Academic background
- Education: Diploma, Maine South High School B.A., University of Chicago PhD., Rockefeller University MD., Cornell University Medical College

Academic work
- Institutions: Yale School of Medicine.

= Barbara Kazmierczak =

American female microbiologist

Barbara Irene Kazmierczak is an American microbiologist. She is the Gustavus and Louse Pfeiffer Research Foundation MD-PhD Program Director at the Yale School of Medicine. Kazmierczak is also a professor of medicine and professor of microbial pathogenesis.

==Career==
Kazmierczak joined the faculty at Yale School of Medicine in 2001. The next year, she was the recipient of the 2002 Donaghue Investigator Program award from the Donaghue Medical Research Foundation for her research on how human cells respond to disease-causing bacteria.

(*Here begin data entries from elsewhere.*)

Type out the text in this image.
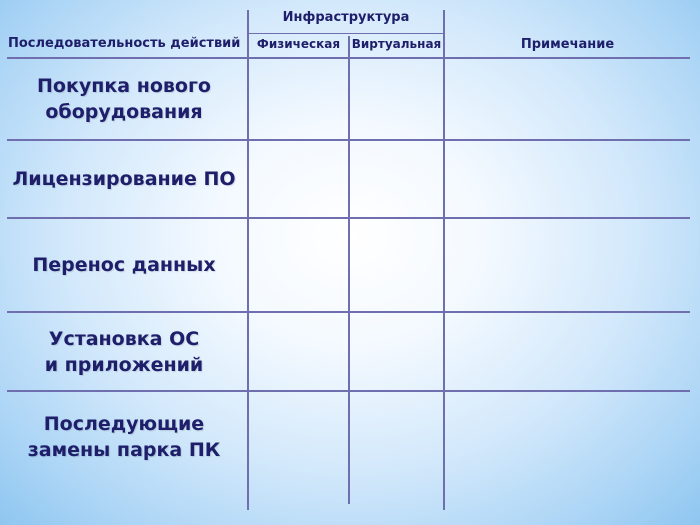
Последовательность действий
Инфраструктура
Физическая Виртуальная	Примечание
Покупка нового
оборудования
Лицензирование ПО
Перенос данных
Установка ОС
и приложений
Последующие
замены парка ПК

In 2014, she was named Director at the Yale Medical Scientist Training Program, replacing James D. Jamieson. By 2019, Kazmierczak was appointed to the Gustavus and Louise Pfeiffer Research Foundation M.D.-Ph.D. Program Director endowed professorship. She was also elected a fellow of the American Academy of Microbiology and named president of the National Association of MD-PhD Programs and chair of the AAMC's GREAT Group MD-PhD Steering Committee.